If we used a weight of 0.10 reflecting an even greater preference for specificity, Method 1 would still have the lowest EBP value and Method 4 the highest, but we would now prefer Method 2 to Method 3, because of the higher event-based specificity of Method 2. We could also have applied different weights to each of the eight scenarios.
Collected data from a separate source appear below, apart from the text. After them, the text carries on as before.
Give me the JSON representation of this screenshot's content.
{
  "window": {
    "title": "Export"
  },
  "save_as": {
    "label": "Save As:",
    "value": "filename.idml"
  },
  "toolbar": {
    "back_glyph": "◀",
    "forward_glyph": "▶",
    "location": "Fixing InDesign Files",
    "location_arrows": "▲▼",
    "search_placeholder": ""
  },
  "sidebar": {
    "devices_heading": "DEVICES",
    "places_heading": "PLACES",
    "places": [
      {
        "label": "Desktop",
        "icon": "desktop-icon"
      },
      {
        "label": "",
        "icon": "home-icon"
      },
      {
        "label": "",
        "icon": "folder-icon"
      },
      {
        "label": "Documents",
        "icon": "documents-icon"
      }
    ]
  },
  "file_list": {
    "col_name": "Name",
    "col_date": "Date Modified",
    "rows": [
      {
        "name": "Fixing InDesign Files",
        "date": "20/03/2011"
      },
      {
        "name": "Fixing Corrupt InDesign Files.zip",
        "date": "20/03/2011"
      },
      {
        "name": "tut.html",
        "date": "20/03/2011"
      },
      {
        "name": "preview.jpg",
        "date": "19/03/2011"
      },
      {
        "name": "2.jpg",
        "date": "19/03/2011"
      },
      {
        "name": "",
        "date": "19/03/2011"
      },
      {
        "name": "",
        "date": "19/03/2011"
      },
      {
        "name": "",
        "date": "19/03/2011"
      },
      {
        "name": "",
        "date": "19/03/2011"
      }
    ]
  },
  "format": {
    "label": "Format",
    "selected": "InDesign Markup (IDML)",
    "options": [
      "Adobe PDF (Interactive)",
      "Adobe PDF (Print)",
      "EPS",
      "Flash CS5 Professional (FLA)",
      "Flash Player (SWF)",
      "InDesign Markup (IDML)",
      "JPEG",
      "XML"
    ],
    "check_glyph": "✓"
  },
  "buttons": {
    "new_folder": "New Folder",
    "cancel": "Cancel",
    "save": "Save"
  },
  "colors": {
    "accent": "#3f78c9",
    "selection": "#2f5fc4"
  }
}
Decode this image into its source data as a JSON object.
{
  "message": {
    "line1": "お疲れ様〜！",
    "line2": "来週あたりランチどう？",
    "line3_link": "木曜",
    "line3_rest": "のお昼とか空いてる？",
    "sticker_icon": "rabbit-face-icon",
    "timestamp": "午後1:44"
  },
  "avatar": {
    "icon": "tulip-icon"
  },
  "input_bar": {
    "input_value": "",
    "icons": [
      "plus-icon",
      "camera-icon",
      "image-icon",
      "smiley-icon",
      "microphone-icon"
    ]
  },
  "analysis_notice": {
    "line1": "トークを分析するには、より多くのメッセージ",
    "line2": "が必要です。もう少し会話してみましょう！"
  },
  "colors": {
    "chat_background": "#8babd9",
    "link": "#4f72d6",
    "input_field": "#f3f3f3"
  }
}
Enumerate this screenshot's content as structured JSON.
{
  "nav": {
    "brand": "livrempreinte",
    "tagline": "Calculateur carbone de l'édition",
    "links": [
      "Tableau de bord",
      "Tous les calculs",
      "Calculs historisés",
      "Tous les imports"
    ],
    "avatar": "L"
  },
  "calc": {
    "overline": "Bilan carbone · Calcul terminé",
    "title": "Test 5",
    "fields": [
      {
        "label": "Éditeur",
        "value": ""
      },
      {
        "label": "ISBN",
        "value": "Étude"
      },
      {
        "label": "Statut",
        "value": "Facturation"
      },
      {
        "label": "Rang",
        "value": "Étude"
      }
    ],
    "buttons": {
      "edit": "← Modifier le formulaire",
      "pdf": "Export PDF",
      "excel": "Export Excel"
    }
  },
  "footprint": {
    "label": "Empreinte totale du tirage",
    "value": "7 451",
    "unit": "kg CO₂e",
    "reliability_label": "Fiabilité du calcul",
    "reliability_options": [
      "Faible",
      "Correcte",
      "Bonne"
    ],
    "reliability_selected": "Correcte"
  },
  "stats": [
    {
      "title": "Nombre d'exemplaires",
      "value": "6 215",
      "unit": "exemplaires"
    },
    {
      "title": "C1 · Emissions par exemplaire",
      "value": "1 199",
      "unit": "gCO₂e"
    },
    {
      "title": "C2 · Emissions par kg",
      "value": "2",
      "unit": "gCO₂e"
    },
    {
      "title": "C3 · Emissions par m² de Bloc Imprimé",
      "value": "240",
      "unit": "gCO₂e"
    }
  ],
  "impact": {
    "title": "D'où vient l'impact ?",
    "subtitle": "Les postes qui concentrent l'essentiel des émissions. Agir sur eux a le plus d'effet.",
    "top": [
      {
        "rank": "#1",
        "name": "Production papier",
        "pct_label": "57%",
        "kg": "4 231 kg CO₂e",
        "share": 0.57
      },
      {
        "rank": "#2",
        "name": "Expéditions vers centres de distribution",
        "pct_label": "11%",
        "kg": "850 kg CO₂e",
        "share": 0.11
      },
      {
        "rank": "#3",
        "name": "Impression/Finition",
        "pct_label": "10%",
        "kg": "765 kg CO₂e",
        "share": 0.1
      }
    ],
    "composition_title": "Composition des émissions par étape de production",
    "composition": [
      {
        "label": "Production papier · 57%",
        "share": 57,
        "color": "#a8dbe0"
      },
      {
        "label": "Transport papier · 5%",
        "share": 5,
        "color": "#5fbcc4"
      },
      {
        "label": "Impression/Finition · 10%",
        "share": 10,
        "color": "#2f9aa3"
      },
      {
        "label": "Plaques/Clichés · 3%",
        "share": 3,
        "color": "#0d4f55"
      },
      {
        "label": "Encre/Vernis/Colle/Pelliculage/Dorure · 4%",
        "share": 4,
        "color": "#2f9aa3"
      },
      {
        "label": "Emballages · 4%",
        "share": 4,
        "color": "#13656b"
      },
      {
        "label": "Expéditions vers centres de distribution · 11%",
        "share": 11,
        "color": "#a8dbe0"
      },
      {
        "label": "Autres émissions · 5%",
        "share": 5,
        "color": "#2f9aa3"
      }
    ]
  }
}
Appendix Table 1. Summary of monitoring data from four hypothetical methods applied to eight hypothetical scenarios (i.e. medical product-outcome pairs).

Scenario no. True safety
issue?
Total no.
exposed events
No. exposed events observed prior to alerting*
Method 1 Method 2 Method 3 Method 4
1 10
2 20 15 15
3 40 35 35 15 15
4 50 35 35 15 15
5 10
6 20
7 40 35 40 35
8 50 35 40 35 45
*

Gray cells indicate that the method did not generate an alert

Appendix Table 2. Performance characteristics of 4 hypothetical methods across 10 hypothetical examples*.

Hypothetical
methods
Scenario-based approach Event-based approach

TP FP FN TN Overall
sensitivity
Overall
specificity
a b c d Event-
based
sensitivity
Event-
based
specificity
EBP* EBP**
1 2 2 2 2 0.500 0.500 20 20 100 100 0.167 0.833 0.700 0.767
2 2 2 2 2 0.500 0.500 20 10 100 110 0.167 0.917 0.767 0.842
3 3 2 1 2 0.750 0.500 65 20 55 100 0.542 0.833 0.775 0.804
4 3 1 1 3 0.750 0.750 65 5 55 115 0.542 0.958 0.875 0.917

FN, false negatives; FP, false positives; TN, false negatives; TP, true positives

*

With wi = 0.20

**

With wi = 0.10

Footnotes

Conflicts of Interest: Dr. Glynn has received research grants from Novartis and AstraZeneca for clinical trial design, monitoring, and analysis; and gave an invited talk at Merck. Dr. Schneeweiss has received investigator-initiated grants from Pfizer and Novartis.